Finanzielle Soforthilfe bei Umsatzeinbußen durch Corona

Viele kleine und mittelständische Unternehmen, Freelancer und Freiberufler kämpfen mit den Auswirkungen der Corona-Epidemie. Durch die Schließung drohen ihnen Umsatzeinbußen, die schnell ihre Existenz bedrohen. Um die wirtschaftlichen Folgen zu mildern, Insolvenzen zu vermeiden und Arbeitsplätze zu erhalten, hat die Bundesregierung zur Unterstützung ein Maßnahmenpaket in unbegrenztem Umfang versprochen. Als betroffener Unternehmer kannst Du Hilfe bei der Agentur für Arbeit, Deinem zuständigen Finanzamt sowie bei Institutionen wie der KfW beantragen.
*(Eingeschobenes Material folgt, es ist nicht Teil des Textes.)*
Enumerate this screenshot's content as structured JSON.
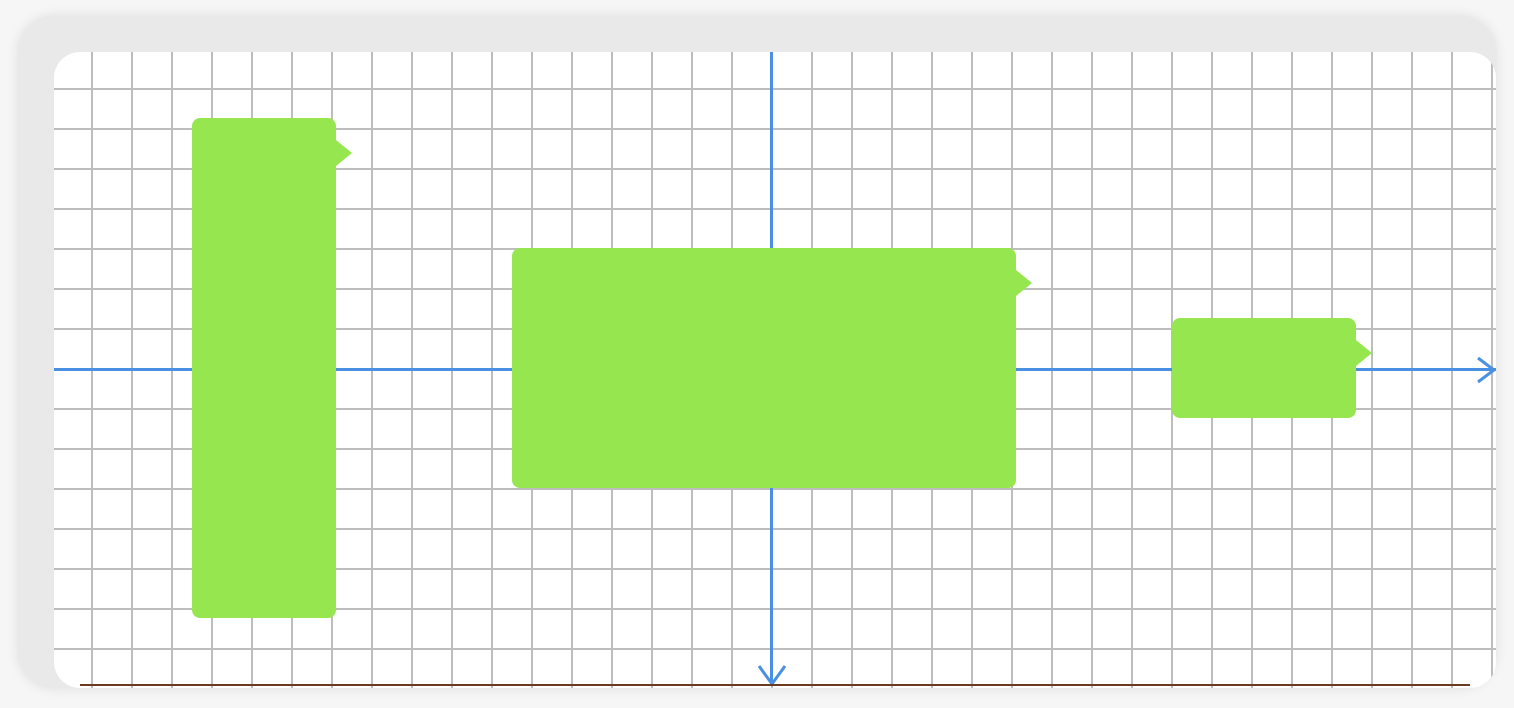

Maßnahmenpaket der Bundesregierung im Überblick

Kurzarbeitergeld

Ein Unternehmen kann Kurzarbeit bei der Agentur für Arbeit anmelden, wenn sich die regelmäßige Arbeitszeit aufgrund schwieriger wirtschaftlicher Entwicklungen oder ein unvorhersehbares Ereignis wie die Corona-Pandemie erheblich verringert. Bleiben Lieferungen aus oder muss die Produktion eingeschränkt werden, kann die Kurzarbeit sowohl alle Mitarbeiter als auch nur einen Teil der Belegschaft betreffen. Das Kurzarbeitergeld wird bis zu zwölf Monate gewährt, um Entgeltausfälle und Entlassungen zu vermeiden. Ob Du für Dein Unternehmen bzw. für Deine Mitarbeiter Anspruch auf Kurzarbeitergeld hast, entscheidet die Agentur für Arbeit. Wichtig ist, dass Du im ersten Schritt Ausfälle bei der Agentur für Arbeit anzeigst, um dann im zweiten Schritt Kurzarbeitergeld zu beantragen.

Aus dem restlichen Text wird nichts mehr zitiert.